I moved to Sweden after marriage with a Swedish national in 1986. Two years later we got a son followed by a daughter after 21 months. Satisfied with life in fact, I guess I got all I wished for, it feels I have everything.
Being married is not just a bed of roses, the roses have thorns also and you can get it at times but we’ve always been doing pretty good. Kinder and better husband I do not think I can get, everyone has their flaws and life becomes easier if you can accept them. I’m not a perfect person either.
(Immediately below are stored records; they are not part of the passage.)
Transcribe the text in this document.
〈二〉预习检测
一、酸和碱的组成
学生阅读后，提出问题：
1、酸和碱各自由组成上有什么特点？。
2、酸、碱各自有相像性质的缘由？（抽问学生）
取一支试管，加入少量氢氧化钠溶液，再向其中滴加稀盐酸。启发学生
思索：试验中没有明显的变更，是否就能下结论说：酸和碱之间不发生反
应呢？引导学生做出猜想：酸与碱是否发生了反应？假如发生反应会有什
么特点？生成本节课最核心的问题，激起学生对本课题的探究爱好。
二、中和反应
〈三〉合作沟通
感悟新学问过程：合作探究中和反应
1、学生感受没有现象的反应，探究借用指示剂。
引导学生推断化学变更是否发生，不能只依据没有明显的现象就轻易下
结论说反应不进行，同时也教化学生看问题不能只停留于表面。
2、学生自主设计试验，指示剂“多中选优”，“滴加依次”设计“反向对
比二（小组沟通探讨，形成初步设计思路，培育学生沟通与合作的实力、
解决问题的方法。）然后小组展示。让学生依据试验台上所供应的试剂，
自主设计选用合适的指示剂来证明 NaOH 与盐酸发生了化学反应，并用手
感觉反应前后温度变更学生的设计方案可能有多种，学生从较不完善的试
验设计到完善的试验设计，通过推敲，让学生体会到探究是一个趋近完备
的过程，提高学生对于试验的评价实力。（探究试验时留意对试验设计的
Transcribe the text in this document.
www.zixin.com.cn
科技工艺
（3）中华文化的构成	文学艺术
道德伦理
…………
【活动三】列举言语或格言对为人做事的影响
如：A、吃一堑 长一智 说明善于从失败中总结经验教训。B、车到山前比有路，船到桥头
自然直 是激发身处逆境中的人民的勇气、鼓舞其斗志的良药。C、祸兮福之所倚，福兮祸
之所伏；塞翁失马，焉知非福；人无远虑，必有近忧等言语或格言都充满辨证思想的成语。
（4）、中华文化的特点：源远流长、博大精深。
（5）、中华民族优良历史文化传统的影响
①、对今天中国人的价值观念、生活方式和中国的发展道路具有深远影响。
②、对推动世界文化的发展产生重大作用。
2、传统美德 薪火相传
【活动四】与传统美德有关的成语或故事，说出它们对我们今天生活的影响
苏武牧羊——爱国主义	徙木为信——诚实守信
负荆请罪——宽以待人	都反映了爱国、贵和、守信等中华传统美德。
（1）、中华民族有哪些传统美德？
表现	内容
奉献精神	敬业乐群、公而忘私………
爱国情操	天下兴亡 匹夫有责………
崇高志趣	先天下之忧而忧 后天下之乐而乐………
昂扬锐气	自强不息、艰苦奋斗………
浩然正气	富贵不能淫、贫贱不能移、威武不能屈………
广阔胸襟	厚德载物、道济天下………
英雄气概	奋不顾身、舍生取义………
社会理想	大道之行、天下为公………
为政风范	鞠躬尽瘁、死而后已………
I became a grandmother quite young, only 45 years old, was a little skeptical at first but then I loved to be one. Now I am already a grandmother of two, a boy and a girl of 20 months between them, such a great feeling, it feels like it was a replay of my life. When I have both of them at home, it feels like I was young again and is the mother of small children. I can not explain but so damn good it is. When I moved to Sweden I knew nothing about the country, but now it feels like I’ve always lived here. I speak Swedish better than my native language, better in Swedish grammar than my husband, it may sound strange but it’s true. I dream even in Swedish. I hang out with many Swedes, have worked and still working in Swedish companies. I go to the Swedish church though I am a Roman Catholic. We believe in the same God anyway. I’ve adapted pretty well in Swedish society. I think I have to adjust to that country I moved to, not the country or its citizens to adapt to me. Sweden has no responsibility whatsoever that I wanted to move here so I could not demand anything else, but now a citizen, I think I have the right as any other native Swedes. I pay taxes and do my duties as a citizen. I think I am a good role model and a loyal citizen and can fight for my new country.